The divide between stocks and the real economy tells us some important things. For starters, the foundations of our recovery are weak. Equities have remained relatively strong because the Federal Reserve is artificially propping them up with $85 billion a month of asset buying. The tactic is understandable–the Fed has kept the money spigots open, risking market bubbles, in part because of “fiscal headwinds”–that is, growth-destroying partisan politics. Ben Bernanke can’t make Congress agree to fund the government or raise the debt ceiling, but he figures he can at least shore up stock and home prices.

The problem is that this monetary cycle is breaking down. People simply aren’t buying into the sugar high of this kind of policy anymore. For proof, look at how the Fed’s decision a couple of weeks ago not to taper off its massive spending spree boosted stocks for only a day. Each new round of quantitative easing does less to goose the market than the round before. “It all shows what a weak and narrow recovery we are in,” says Atwater.

It also shows the dangerously schizophrenic nature of our economy. As long as Congress remains too dysfunctional to keep parks open, let alone craft a real growth strategy for the country, the Fed has to play the role of economic stimulator of last resort, and banks, hedge funds and money managers have to play along. As Atwater points out, they are now using record levels of debt and leverage to buy up stocks, since the Fed’s money dump keeps interest rates so low. (I’m reminded of former Citigroup CEO Chuck Prince’s infamous line that “as long as the music is playing, you’ve got to get up and dance.”) A recovery seen mainly in the financial markets and built on the shaky foundations of debt rather than income growth is not what the U.S. needs.

We may not be able to keep even that kind of recovery going much longer.
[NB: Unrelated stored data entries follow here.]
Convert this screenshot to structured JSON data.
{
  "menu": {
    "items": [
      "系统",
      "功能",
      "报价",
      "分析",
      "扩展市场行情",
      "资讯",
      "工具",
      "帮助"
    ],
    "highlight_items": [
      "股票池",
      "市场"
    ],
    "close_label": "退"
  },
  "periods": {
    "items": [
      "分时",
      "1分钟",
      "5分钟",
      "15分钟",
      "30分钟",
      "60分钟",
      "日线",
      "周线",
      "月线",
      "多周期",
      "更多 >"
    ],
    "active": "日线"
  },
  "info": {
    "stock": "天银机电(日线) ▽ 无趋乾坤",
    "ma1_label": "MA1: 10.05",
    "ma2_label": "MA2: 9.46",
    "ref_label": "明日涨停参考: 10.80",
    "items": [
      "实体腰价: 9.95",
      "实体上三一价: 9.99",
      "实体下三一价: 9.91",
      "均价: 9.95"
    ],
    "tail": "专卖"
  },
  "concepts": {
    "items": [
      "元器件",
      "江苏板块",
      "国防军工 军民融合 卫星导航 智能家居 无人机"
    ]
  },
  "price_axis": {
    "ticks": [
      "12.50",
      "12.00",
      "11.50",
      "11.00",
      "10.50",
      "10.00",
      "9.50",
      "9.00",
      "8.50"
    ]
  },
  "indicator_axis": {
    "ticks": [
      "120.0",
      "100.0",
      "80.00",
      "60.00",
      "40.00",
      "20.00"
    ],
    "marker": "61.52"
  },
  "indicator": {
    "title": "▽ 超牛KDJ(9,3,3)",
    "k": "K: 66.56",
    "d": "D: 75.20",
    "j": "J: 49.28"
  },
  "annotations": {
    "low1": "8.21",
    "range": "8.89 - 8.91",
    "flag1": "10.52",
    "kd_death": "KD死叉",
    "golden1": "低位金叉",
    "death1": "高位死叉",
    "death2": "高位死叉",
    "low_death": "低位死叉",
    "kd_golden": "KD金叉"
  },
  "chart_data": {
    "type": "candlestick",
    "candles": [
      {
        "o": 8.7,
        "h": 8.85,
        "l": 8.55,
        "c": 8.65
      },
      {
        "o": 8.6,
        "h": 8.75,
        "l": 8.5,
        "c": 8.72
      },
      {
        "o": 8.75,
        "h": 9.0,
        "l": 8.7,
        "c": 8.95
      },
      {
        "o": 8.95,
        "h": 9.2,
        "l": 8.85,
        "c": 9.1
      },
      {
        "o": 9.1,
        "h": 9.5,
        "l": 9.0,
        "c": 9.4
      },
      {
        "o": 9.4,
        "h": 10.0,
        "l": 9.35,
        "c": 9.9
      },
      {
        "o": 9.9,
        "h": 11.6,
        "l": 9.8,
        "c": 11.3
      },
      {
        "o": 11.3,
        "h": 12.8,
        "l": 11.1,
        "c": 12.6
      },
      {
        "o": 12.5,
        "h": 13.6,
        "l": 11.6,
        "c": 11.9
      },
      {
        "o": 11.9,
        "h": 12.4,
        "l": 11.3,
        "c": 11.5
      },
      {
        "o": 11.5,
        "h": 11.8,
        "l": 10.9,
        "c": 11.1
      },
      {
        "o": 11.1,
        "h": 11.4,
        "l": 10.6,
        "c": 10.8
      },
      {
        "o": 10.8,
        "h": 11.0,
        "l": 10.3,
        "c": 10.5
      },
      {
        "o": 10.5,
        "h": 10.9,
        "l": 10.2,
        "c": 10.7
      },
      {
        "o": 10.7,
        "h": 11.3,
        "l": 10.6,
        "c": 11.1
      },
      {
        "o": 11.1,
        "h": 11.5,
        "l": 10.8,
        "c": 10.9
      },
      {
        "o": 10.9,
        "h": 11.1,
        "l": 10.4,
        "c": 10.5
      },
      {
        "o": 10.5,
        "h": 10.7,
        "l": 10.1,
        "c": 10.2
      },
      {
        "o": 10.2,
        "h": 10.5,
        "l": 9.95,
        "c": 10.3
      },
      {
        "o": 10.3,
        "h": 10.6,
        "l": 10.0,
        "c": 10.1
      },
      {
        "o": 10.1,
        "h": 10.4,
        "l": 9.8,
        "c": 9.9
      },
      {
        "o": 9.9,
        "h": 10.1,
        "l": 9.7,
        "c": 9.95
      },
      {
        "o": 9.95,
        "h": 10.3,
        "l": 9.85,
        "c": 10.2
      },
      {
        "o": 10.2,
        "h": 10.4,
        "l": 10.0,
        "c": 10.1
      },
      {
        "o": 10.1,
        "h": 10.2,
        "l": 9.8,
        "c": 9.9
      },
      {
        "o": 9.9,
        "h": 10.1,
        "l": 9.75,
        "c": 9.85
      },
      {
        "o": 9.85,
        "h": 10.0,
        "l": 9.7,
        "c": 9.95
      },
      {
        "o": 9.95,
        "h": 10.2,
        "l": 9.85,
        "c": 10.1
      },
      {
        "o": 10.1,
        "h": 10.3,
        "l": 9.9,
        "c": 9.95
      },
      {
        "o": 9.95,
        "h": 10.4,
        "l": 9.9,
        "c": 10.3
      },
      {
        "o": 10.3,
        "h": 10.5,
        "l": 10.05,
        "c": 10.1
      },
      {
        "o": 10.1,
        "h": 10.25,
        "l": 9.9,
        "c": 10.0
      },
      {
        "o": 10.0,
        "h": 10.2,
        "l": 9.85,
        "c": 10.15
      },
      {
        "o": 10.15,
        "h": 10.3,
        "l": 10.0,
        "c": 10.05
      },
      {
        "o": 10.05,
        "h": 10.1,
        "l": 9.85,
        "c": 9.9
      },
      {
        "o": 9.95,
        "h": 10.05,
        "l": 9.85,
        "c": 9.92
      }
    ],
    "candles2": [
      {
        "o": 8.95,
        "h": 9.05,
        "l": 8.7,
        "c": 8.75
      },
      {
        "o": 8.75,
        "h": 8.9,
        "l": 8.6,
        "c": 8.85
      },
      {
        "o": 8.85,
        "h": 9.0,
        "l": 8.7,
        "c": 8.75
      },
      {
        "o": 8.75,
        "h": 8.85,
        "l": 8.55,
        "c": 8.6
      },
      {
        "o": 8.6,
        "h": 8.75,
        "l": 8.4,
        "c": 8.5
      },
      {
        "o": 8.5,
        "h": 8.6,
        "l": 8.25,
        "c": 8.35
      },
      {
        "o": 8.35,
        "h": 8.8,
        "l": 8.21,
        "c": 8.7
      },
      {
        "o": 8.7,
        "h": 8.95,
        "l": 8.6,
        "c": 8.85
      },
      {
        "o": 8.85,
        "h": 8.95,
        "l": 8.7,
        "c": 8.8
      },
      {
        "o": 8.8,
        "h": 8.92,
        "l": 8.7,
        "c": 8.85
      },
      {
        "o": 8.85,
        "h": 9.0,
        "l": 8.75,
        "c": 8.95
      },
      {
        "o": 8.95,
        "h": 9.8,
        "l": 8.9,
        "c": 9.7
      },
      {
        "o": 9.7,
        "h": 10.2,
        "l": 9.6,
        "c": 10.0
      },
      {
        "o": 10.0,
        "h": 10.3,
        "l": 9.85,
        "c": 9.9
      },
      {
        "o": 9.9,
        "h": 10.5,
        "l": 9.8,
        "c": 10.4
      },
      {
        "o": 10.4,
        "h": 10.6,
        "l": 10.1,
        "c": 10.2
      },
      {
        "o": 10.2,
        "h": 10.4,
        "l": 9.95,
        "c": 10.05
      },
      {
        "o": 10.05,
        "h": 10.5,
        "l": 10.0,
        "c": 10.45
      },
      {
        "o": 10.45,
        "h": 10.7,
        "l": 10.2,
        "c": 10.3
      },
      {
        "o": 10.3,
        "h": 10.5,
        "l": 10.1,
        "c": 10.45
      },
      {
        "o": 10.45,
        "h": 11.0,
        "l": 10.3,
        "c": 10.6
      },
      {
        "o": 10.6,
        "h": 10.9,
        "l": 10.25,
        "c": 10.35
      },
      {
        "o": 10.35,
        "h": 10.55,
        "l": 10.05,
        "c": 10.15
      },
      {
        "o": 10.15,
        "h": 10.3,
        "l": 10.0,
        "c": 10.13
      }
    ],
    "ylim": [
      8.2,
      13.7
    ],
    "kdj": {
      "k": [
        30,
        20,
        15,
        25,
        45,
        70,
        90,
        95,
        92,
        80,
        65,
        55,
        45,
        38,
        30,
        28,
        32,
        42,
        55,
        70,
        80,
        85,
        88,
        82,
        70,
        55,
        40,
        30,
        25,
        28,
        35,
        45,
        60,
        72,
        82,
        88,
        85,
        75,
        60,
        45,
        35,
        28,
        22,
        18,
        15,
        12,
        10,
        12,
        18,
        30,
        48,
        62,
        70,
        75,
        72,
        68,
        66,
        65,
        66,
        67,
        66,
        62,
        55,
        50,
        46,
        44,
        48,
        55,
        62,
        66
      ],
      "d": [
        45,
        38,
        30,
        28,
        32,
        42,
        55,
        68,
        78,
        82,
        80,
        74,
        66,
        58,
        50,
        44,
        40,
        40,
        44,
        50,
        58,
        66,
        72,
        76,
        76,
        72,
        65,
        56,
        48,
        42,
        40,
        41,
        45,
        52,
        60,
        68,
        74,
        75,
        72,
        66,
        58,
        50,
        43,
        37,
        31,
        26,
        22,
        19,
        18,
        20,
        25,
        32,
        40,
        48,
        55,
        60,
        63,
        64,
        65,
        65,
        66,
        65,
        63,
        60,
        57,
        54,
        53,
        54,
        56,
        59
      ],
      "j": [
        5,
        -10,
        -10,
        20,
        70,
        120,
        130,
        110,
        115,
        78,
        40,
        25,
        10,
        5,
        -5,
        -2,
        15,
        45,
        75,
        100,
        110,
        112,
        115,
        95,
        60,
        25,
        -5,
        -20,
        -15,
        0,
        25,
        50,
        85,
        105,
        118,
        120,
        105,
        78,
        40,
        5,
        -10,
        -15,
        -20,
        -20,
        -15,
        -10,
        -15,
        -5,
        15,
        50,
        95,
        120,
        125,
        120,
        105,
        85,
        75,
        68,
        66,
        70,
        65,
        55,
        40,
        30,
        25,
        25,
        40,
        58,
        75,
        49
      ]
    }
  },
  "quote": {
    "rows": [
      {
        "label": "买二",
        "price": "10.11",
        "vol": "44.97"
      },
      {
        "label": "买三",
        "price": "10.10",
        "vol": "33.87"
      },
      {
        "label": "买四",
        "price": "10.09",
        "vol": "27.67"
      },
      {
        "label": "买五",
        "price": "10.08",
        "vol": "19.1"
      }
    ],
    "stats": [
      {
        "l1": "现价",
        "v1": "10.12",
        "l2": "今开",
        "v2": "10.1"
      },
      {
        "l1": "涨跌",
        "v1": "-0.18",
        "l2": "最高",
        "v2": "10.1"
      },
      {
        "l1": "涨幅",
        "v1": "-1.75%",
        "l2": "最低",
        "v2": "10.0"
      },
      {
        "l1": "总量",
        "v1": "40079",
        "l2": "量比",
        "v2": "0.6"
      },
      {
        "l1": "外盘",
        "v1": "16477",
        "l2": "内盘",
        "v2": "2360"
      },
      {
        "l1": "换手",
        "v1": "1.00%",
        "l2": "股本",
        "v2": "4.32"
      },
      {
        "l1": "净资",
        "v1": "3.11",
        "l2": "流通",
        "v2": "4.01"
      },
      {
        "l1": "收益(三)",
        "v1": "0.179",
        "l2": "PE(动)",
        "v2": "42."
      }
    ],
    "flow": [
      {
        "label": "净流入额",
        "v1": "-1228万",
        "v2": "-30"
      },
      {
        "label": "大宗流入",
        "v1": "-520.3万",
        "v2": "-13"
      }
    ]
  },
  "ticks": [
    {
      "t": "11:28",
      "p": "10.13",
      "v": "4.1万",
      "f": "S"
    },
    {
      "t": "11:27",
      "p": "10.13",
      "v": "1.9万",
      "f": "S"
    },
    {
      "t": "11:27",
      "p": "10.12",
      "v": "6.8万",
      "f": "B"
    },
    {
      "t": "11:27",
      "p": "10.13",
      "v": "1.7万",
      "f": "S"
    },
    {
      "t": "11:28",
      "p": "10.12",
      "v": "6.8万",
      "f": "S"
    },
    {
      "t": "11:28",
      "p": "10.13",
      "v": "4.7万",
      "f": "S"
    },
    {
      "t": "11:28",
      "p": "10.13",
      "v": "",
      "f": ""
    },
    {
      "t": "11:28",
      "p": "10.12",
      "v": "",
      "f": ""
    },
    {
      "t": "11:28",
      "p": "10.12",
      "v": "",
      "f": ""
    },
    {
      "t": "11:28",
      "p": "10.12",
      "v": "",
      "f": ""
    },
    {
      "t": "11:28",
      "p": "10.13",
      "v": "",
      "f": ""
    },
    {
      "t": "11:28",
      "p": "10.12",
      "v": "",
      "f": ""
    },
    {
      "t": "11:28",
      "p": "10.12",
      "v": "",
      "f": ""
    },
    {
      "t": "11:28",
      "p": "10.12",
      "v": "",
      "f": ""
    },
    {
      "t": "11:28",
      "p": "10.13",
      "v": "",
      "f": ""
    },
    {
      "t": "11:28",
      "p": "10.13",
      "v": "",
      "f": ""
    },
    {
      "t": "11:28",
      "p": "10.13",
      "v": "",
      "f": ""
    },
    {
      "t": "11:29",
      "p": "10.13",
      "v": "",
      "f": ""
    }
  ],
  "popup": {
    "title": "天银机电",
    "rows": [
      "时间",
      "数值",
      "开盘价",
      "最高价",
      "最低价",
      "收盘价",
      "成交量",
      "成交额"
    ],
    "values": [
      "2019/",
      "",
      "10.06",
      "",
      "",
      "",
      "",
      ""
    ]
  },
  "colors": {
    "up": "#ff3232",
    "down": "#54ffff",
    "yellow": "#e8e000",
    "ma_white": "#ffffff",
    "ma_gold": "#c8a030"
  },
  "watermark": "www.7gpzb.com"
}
Whether any federal workers are around or not to produce the next jobs report doesn’t matter, because it’s not the unemployment number we need to look at. It’s the workforce-participation number, which is as low as it’s been since women started entering the labor force en masse in the 1980s. Only 63% of the population are working–about the same as in the beleaguered euro zone. It’s impossible to stage a robust recovery in an economy that depends heavily on consumer spending when so few people are getting paychecks.

And therein lies the real debt conundrum. The battles over spending limits and debt ceilings have nothing to do with the state of our public finances. They’ve actually improved in the past year, thanks to the sequester cuts that resulted from the last round of partisan budget battles. But ironically, those cuts, along with the continued political squabbling, have created a situation in which we have a weaker dollar, slower growth and a recovery that isn’t creating enough jobs to hold the percentage of working Americans steady. Too bad Congress isn’t eligible for furloughs.